Diets high in fat may lead to brain plaques, but there is no simple link between lowering cholesterol and preventing Alzheimer's
PROBLEM: The relationship of cholesterol with heart failure and stroke is well-known. Excess bad cholesterol (LDL) builds up and makes the inner walls of arteries that feed the heart and brain narrower, increasing the likelihood of a heart attack or stroke. Good cholesterol (HDL), some experts say, reverses this trend by getting rid of excess cholesterol from arterial plaque. But do diets rich in fat also lead to Alzheimer's disease?
METHODOLOGY: Researchers at Kyushu University's Graduate School of Medical Sciences in Fukuoka, Japan, analyzed brain specimens from a series of 147 autopsies performed between 1998 and 2003. A third of those autopsied had been diagnosed with dementia before death.

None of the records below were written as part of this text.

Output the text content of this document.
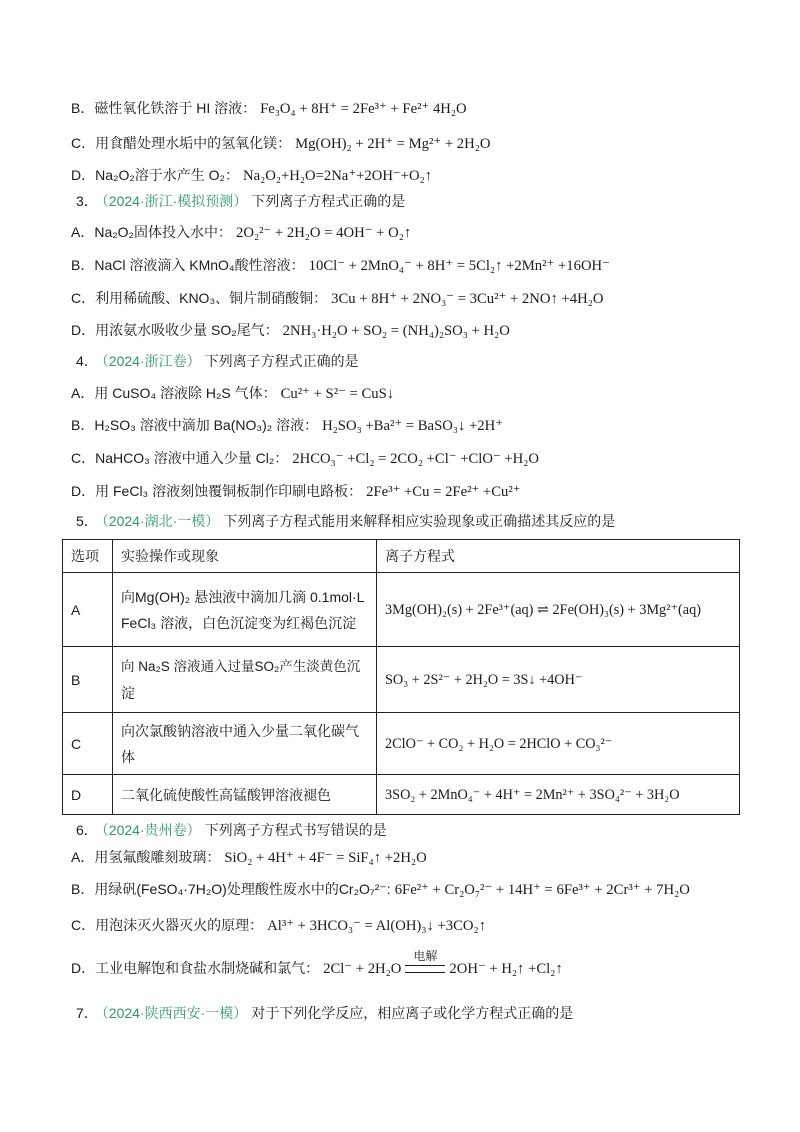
B．磁性氧化铁溶于 HI 溶液： Fe₃O₄ + 8H⁺ = 2Fe³⁺ + Fe²⁺ 4H₂O
C．用食醋处理水垢中的氢氧化镁： Mg(OH)₂ + 2H⁺ = Mg²⁺ + 2H₂O
D．Na₂O₂溶于水产生 O₂： Na₂O₂+H₂O=2Na⁺+2OH⁻+O₂↑
3． （2024·浙江·模拟预测） 下列离子方程式正确的是
A．Na₂O₂固体投入水中： 2O₂²⁻ + 2H₂O = 4OH⁻ + O₂↑
B．NaCl 溶液滴入 KMnO₄酸性溶液： 10Cl⁻ + 2MnO₄⁻ + 8H⁺ = 5Cl₂↑ +2Mn²⁺ +16OH⁻
C．利用稀硫酸、KNO₃、铜片制硝酸铜： 3Cu + 8H⁺ + 2NO₃⁻ = 3Cu²⁺ + 2NO↑ +4H₂O
D．用浓氨水吸收少量 SO₂尾气： 2NH₃·H₂O + SO₂ = (NH₄)₂SO₃ + H₂O
4． （2024·浙江卷） 下列离子方程式正确的是
A．用 CuSO₄ 溶液除 H₂S 气体： Cu²⁺ + S²⁻ = CuS↓
B．H₂SO₃ 溶液中滴加 Ba(NO₃)₂ 溶液： H₂SO₃ +Ba²⁺ = BaSO₃↓ +2H⁺
C．NaHCO₃ 溶液中通入少量 Cl₂： 2HCO₃⁻ +Cl₂ = 2CO₂ +Cl⁻ +ClO⁻ +H₂O
D．用 FeCl₃ 溶液刻蚀覆铜板制作印刷电路板： 2Fe³⁺ +Cu = 2Fe²⁺ +Cu²⁺
5． （2024·湖北·一模） 下列离子方程式能用来解释相应实验现象或正确描述其反应的是
选项	实验操作或现象	离子方程式
A	向Mg(OH)₂ 悬浊液中滴加几滴 0.1mol·L
FeCl₃ 溶液，白色沉淀变为红褐色沉淀	3Mg(OH)₂(s) + 2Fe³⁺(aq) ⇌ 2Fe(OH)₃(s) + 3Mg²⁺(aq)
B	向 Na₂S 溶液通入过量SO₂产生淡黄色沉
淀	SO₃ + 2S²⁻ + 2H₂O = 3S↓ +4OH⁻
C	向次氯酸钠溶液中通入少量二氧化碳气
体	2ClO⁻ + CO₂ + H₂O = 2HClO + CO₃²⁻
D	二氧化硫使酸性高锰酸钾溶液褪色	3SO₂ + 2MnO₄⁻ + 4H⁺ = 2Mn²⁺ + 3SO₄²⁻ + 3H₂O
6． （2024·贵州卷） 下列离子方程式书写错误的是
A．用氢氟酸雕刻玻璃： SiO₂ + 4H⁺ + 4F⁻ = SiF₄↑ +2H₂O
B．用绿矾(FeSO₄·7H₂O)处理酸性废水中的Cr₂O₇²⁻: 6Fe²⁺ + Cr₂O₇²⁻ + 14H⁺ = 6Fe³⁺ + 2Cr³⁺ + 7H₂O
C．用泡沫灭火器灭火的原理： Al³⁺ + 3HCO₃⁻ = Al(OH)₃↓ +3CO₂↑
D．工业电解饱和食盐水制烧碱和氯气： 2Cl⁻ + 2H₂O
电解
2OH⁻ + H₂↑ +Cl₂↑
7． （2024·陕西西安·一模） 对于下列化学反应，相应离子或化学方程式正确的是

They looked into how levels of total cholesterol, triglycerides, HDL, and LDL were related to measurements of brain or neuritic plaques and neurofibrillary tangles, trademark signs of Alzheimer's disease.
RESULTS: Adjusted means of total and bad cholesterol were significantly higher in subjects with brain plaque compared to subjects without this Alzheimer's marker. There was no such correlation between high cholesterol and the tangles that develop in the brain with dementia, however. (Plaques are an accumulation of the protein amyloid, which occurs between nerve cells; tangles are an accumulation of a different protein, tau, which occurs inside nerve cells.)